For a binary classification problem (e.g., up or down, spam or not), the model outputs a probability ${\hat{y}}_{i} = P (y_{i} = 1 ∣ x_{i}; θ)$ , typically via a sigmoid function.

For a single data point, the probability of the correct label is:

P (y_{i} ∣ x_{i}; θ) = {\hat{y}}_{i}^{y_{i}} \cdot (1 - {\hat{y}}_{i})^{1 - y_{i}}

This is a clean trick: when $y_{i} = 1$ , it evaluates to ${\hat{y}}_{i}$ . When $y_{i} = 0$ , it evaluates to $1 - {\hat{y}}_{i}$ . Taking the log:

\log P (y_{i} ∣ x_{i}; θ) = y_{i} \log ({\hat{y}}_{i}) + (1 - y_{i}) \log (1 - {\hat{y}}_{i})

Plugging into the NLL loss gives the Binary Cross-Entropy (Log Loss) formula:

J (θ) = - \frac{1}{N} \sum_{i = 1}^{N} [y_{i} \log ({\hat{y}}_{i}) + (1 - y_{i}) \log (1 - {\hat{y}}_{i})]

Breaking down the two terms:

$y_{i} \log ({\hat{y}}_{i})$ — is active when the true label is 1. It penalizes the model for assigning a low probability to a positive outcome.
$(1 - y_{i}) \log (1 - {\hat{y}}_{i})$ — is active when the true label is 0. It penalizes the model for assigning a high probability to a negative outcome.

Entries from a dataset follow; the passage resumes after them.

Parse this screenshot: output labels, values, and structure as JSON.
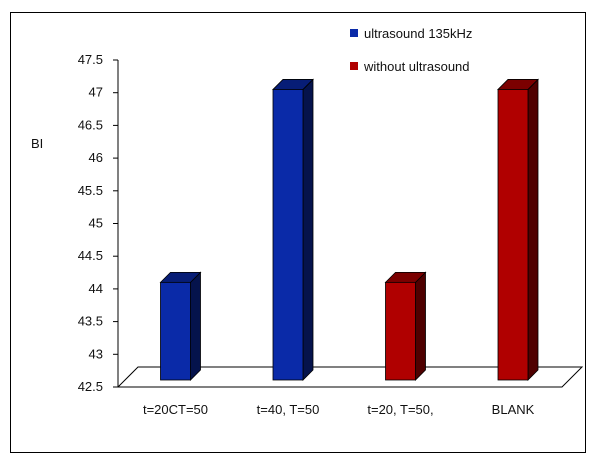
{
  "chart_data": {
    "type": "bar",
    "categories": [
      "t=20CT=50",
      "t=40, T=50",
      "t=20, T=50,",
      "BLANK"
    ],
    "series": [
      {
        "name": "ultrasound 135kHz",
        "color": "#0a2aa8",
        "values": [
          44.1,
          47.05,
          null,
          null
        ]
      },
      {
        "name": "without ultrasound",
        "color": "#b00000",
        "values": [
          null,
          null,
          44.1,
          47.05
        ]
      }
    ],
    "ylabel": "BI",
    "ylim": [
      42.5,
      47.5
    ],
    "yticks": [
      "42.5",
      "43",
      "43.5",
      "44",
      "44.5",
      "45",
      "45.5",
      "46",
      "46.5",
      "47",
      "47.5"
    ],
    "grid": false,
    "legend": "top-right"
  }
}
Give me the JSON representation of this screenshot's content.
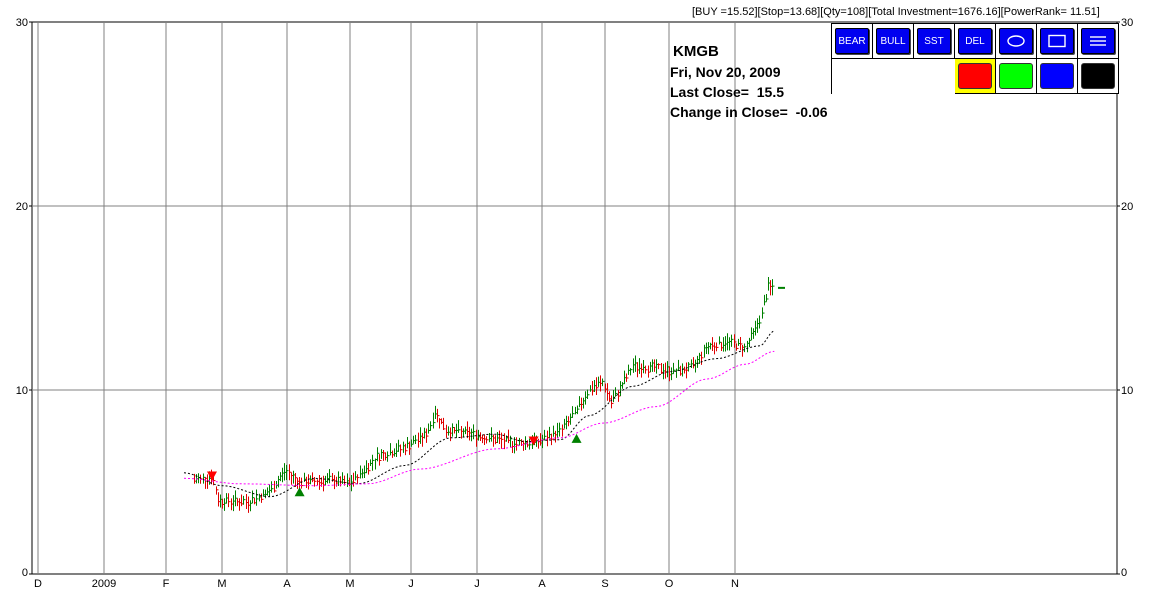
{
  "status_line": "[BUY =15.52][Stop=13.68][Qty=108][Total Investment=1676.16][PowerRank= 11.51]",
  "info": {
    "symbol": "KMGB",
    "date": "Fri, Nov 20, 2009",
    "last_close": "Last Close=  15.5",
    "change": "Change in Close=  -0.06"
  },
  "toolbar": {
    "bear": "BEAR",
    "bull": "BULL",
    "sst": "SST",
    "del": "DEL",
    "ellipse_icon": "ellipse-icon",
    "rect_icon": "rectangle-icon",
    "lines_icon": "lines-icon",
    "swatches": [
      "#ff0000",
      "#00ff00",
      "#0000ff",
      "#000000"
    ],
    "selected_swatch": "#ff0000"
  },
  "chart_data": {
    "type": "ohlc",
    "symbol": "KMGB",
    "ylim": [
      0,
      30
    ],
    "yticks": [
      0,
      10,
      20,
      30
    ],
    "xticks": [
      "D",
      "2009",
      "F",
      "M",
      "A",
      "M",
      "J",
      "J",
      "A",
      "S",
      "O",
      "N"
    ],
    "grid": true,
    "colors": {
      "up": "#008000",
      "down": "#e00000",
      "ma_fast": "#000000",
      "ma_slow": "#ff00ff"
    },
    "price_path": [
      [
        "Feb 15",
        5.1
      ],
      [
        "Feb 24",
        5.3
      ],
      [
        "Feb 27",
        4.0
      ],
      [
        "Mar 13",
        3.9
      ],
      [
        "Mar 24",
        4.5
      ],
      [
        "Mar 31",
        5.6
      ],
      [
        "Apr 7",
        5.0
      ],
      [
        "Apr 24",
        5.1
      ],
      [
        "May 1",
        4.9
      ],
      [
        "May 15",
        6.4
      ],
      [
        "May 29",
        6.9
      ],
      [
        "Jun 8",
        7.6
      ],
      [
        "Jun 12",
        8.8
      ],
      [
        "Jun 17",
        7.8
      ],
      [
        "Jun 26",
        7.7
      ],
      [
        "Jul 10",
        7.3
      ],
      [
        "Jul 20",
        7.1
      ],
      [
        "Jul 31",
        7.2
      ],
      [
        "Aug 10",
        7.8
      ],
      [
        "Aug 17",
        8.7
      ],
      [
        "Aug 24",
        10.0
      ],
      [
        "Aug 31",
        10.4
      ],
      [
        "Sep 4",
        9.3
      ],
      [
        "Sep 14",
        11.3
      ],
      [
        "Sep 25",
        11.2
      ],
      [
        "Oct 2",
        11.0
      ],
      [
        "Oct 12",
        11.2
      ],
      [
        "Oct 19",
        12.4
      ],
      [
        "Oct 30",
        12.6
      ],
      [
        "Nov 6",
        12.3
      ],
      [
        "Nov 13",
        13.8
      ],
      [
        "Nov 17",
        15.6
      ],
      [
        "Nov 20",
        15.5
      ]
    ],
    "ma_fast": [
      [
        "Feb 10",
        5.5
      ],
      [
        "Mar 1",
        4.8
      ],
      [
        "Mar 24",
        4.2
      ],
      [
        "Apr 14",
        5.2
      ],
      [
        "May 5",
        4.9
      ],
      [
        "May 29",
        5.9
      ],
      [
        "Jun 19",
        7.4
      ],
      [
        "Jul 10",
        7.6
      ],
      [
        "Jul 24",
        7.2
      ],
      [
        "Aug 10",
        7.3
      ],
      [
        "Aug 24",
        8.6
      ],
      [
        "Sep 14",
        10.2
      ],
      [
        "Oct 2",
        11.0
      ],
      [
        "Oct 23",
        11.7
      ],
      [
        "Nov 13",
        12.4
      ],
      [
        "Nov 20",
        13.2
      ]
    ],
    "ma_slow": [
      [
        "Feb 10",
        5.2
      ],
      [
        "Mar 10",
        4.9
      ],
      [
        "Apr 14",
        4.8
      ],
      [
        "May 10",
        4.9
      ],
      [
        "Jun 5",
        5.7
      ],
      [
        "Jul 10",
        6.8
      ],
      [
        "Aug 10",
        7.4
      ],
      [
        "Aug 31",
        8.2
      ],
      [
        "Sep 25",
        9.1
      ],
      [
        "Oct 19",
        10.6
      ],
      [
        "Nov 6",
        11.4
      ],
      [
        "Nov 20",
        12.1
      ]
    ],
    "markers": [
      {
        "date": "Feb 24",
        "type": "sell",
        "price": 5.3
      },
      {
        "date": "Apr 7",
        "type": "buy",
        "price": 4.5
      },
      {
        "date": "Jul 28",
        "type": "sell",
        "price": 7.2
      },
      {
        "date": "Aug 18",
        "type": "buy",
        "price": 7.4
      }
    ]
  }
}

Only one term fires per data point. Together they cover both cases.

VIII. The Full Picture

MLE \overset{\log}{\to} Log-Likelihood \overset{\times - \frac{1}{N}}{\to} Binary Cross-Entropy Loss

Every time you train a logistic regression or a neural network with binary cross-entropy loss, you are — under the hood — performing Maximum Likelihood Estimation. The loss function is not an arbitrary choice; it is a direct mathematical consequence of the probabilistic model you assumed.